Большую часть времени в Голливуде вы владели собой — однако Норман тоже был там. Это он был заворожен сходством Джан и Мэри Крейн, это он как зачарованный смотрел на декорации, изображающие место преступления.
Я разговаривал с Роем Эймсом, с Джан и с девушкой, с которой они живут в одной квартире. То, что они мне рассказали, помогло частично реконструировать картину происшедшего. Об остальном можно только догадываться. Например, лицо, которое вы видели в зеркале супермаркета. Это мог быть Виццини, но могла быть и галлюцинация. После этого вы стали быстро утрачивать контроль над собой, а когда поссорились с Джан, вернулись — уже как Норман, — чтобы убить котенка. Разумеется, это была всего лишь прелюдия.
Улыбка по-прежнему не покидала лица Клейборна.
— Время Нормана было на исходе — и одновременно сходило на нет всякое подобие рационального поведения.

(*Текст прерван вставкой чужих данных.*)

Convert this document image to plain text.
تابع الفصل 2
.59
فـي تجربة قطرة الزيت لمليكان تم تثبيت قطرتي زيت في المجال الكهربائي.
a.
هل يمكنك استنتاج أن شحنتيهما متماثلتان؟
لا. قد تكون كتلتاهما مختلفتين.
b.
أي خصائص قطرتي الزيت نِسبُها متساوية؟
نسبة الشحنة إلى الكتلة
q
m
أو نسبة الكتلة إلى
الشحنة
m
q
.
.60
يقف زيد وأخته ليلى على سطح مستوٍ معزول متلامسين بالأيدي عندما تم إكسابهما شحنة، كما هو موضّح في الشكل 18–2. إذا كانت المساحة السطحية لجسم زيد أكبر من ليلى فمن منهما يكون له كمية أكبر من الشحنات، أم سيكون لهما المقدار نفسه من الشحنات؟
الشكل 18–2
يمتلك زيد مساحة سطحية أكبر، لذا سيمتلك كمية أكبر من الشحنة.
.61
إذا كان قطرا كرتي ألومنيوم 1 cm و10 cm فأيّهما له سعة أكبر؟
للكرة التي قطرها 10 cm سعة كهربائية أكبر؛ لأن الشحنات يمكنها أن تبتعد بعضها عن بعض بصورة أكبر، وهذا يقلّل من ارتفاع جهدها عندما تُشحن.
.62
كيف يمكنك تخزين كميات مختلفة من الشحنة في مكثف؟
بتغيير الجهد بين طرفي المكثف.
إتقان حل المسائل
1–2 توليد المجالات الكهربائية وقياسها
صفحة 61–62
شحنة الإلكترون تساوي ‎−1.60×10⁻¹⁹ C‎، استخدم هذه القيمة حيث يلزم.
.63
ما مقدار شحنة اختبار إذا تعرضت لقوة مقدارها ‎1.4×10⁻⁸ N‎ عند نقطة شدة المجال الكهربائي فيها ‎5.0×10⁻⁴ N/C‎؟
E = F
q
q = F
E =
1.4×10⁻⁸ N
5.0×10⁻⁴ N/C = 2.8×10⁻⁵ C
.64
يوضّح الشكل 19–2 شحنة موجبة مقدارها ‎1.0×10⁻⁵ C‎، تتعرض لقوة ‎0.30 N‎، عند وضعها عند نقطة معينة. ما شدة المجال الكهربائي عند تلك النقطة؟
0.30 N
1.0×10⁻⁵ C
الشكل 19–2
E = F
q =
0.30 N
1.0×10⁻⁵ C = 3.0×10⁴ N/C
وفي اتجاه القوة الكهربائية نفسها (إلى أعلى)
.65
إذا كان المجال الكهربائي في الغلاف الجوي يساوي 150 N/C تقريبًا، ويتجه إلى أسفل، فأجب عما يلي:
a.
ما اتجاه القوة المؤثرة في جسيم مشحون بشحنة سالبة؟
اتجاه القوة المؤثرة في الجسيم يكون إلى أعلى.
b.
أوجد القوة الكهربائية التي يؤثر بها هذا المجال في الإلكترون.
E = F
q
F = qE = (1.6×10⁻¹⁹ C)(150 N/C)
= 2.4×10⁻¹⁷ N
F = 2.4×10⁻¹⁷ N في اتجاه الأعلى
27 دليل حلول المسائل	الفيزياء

Он должен был покончить с этим фильмом, даже если для этого нужно было покончить со всеми, кто имел к нему отношение.
Вы не пришли на ужин с Томом Постом, потому что вами завладел Норман. Он отправился в дом Дрисколла и убил его. Когда прибыл Эймс, он застал вас ожидающим его, но, после того как вы услышали о Джан и Виццини, вы как Норман помчались на студию — не для того, чтобы предупредить их, а чтобы перелезть через стену, взять нож в реквизиторской и спрятаться, готовясь напасть. Если бы Эймс и полиция не прибыли вовремя…
Стейнер умолк, глядя на Клейборна, но никакой реакции на его слова не последовало. Только молчание и улыбка. Вздохнув, он поднялся и направился к двери.
— Мы еще поговорим, — пообещал он.
И, едва сказав это, он понял бессмысленность своего обещания. У него ничего не получилось с Клейборном, ему не удалось добраться до его жестокого начала, которое Клейборн спрятал за молчанием и улыбкой.
Слишком много таких улыбок Стейнер видел вокруг — и не только в больнице, но и на улицах. Улыбок, которые скрывали тайные болезни, но не могли излечить их. Жестокость была как вирус, зараза, распространявшаяся, словно эпидемия, по всему миру, и вылечить ее было, наверное, невозможно. Все, что он мог сделать, — это продолжать пытаться.
— Еще увидимся, — сказал он.
Клейборн улыбнулся.
37
Клейборн не слышал Стейнера.
И когда Стейнер ушел, он по-прежнему слышал только себя. Адама Клейборна. Адама, первого человека. Клейборна, рожденного из глины. Бог создал его.
Бог все создал, включая Нормана Бейтса. Все мы дети Божьи.
«Разве я сторож брату моему?»
Я был сторожем ему.
Все мы братья. Бог так сказал. Бог много чего сказал, к чему мы должны прислушиваться.
Мне отмщение, сказал Господь. Клейборн, возможно, умер, но Норман будет жить. Бог защитит его, ибо он — орудие Божье, направленное против зла.